Io temo che andremo a fare solo pessime figure: il 2008 e il 2009 saranno anni pessimi per l’economia. Dove li prendiamo i soldi per abbassare le tasse?
In più, i litigi sono solo accantonati, e per opportunismo.
Ma usciranno fuori appena andremo al governo, soprattutto se le cose per l’economia andranno male.
E Casini è rientrato nei ranghi solo perchè non ha alternative, quello sogna il Grande centro…è tornato da noi solo in attesa di tempi migliori…e potrebbe far cadere il governo Berlusconi (futuro) in qualsiasi momento, se riuscisse a crearsi l’insieme di condizioni utili per il grande centro…io la vedo molto male…molto ma molto male…mah, speriamo bene e speriamo di sbagliare…

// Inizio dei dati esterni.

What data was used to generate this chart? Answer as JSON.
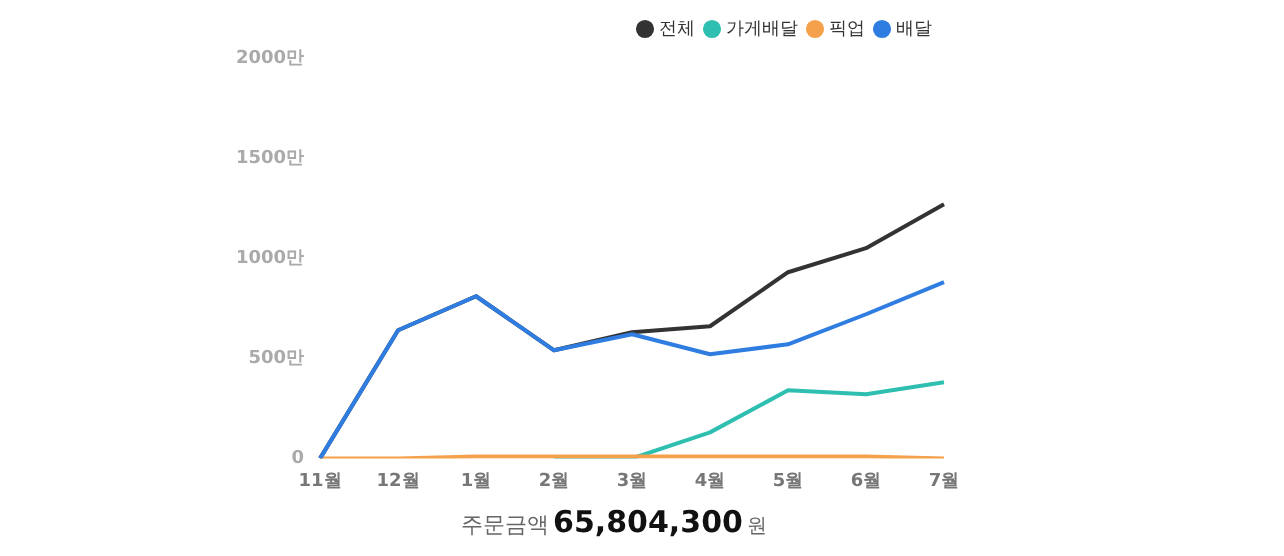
{
  "chart_data": {
    "type": "line",
    "categories": [
      "11월",
      "12월",
      "1월",
      "2월",
      "3월",
      "4월",
      "5월",
      "6월",
      "7월"
    ],
    "series": [
      {
        "name": "전체",
        "color": "#333333",
        "values": [
          0,
          640,
          810,
          540,
          630,
          660,
          930,
          1050,
          1270
        ]
      },
      {
        "name": "가게배달",
        "color": "#2ebfb0",
        "values": [
          null,
          null,
          null,
          0,
          0,
          130,
          340,
          320,
          380
        ]
      },
      {
        "name": "픽업",
        "color": "#f5a04a",
        "values": [
          0,
          0,
          10,
          10,
          10,
          10,
          10,
          10,
          0
        ]
      },
      {
        "name": "배달",
        "color": "#2f7de1",
        "values": [
          0,
          640,
          810,
          540,
          620,
          520,
          570,
          720,
          880
        ]
      }
    ],
    "ylim": [
      0,
      2000
    ],
    "yticks": [
      {
        "value": 0,
        "label": "0"
      },
      {
        "value": 500,
        "label": "500만"
      },
      {
        "value": 1000,
        "label": "1000만"
      },
      {
        "value": 1500,
        "label": "1500만"
      },
      {
        "value": 2000,
        "label": "2000만"
      }
    ],
    "grid": false,
    "legend": "top right",
    "marker": "none",
    "line_style": "solid",
    "annotations": [
      "주문금액",
      "65,804,300",
      "원"
    ]
  }
}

Gennaio 30, 2008 a 7:35 pm
periclitor/Fabio
Io lo dico da 10 giorni con 3 post…
Hai ragione naturlalmente….
Ps ho cambiato sito…non è più “destra giovane” ma quello che trovi nel link….ciao grazie e complimenti
Gennaio 30, 2008 a 7:59 pm
Michele Perrone
Vedo che non sono il solo a fare cattivi pensieri…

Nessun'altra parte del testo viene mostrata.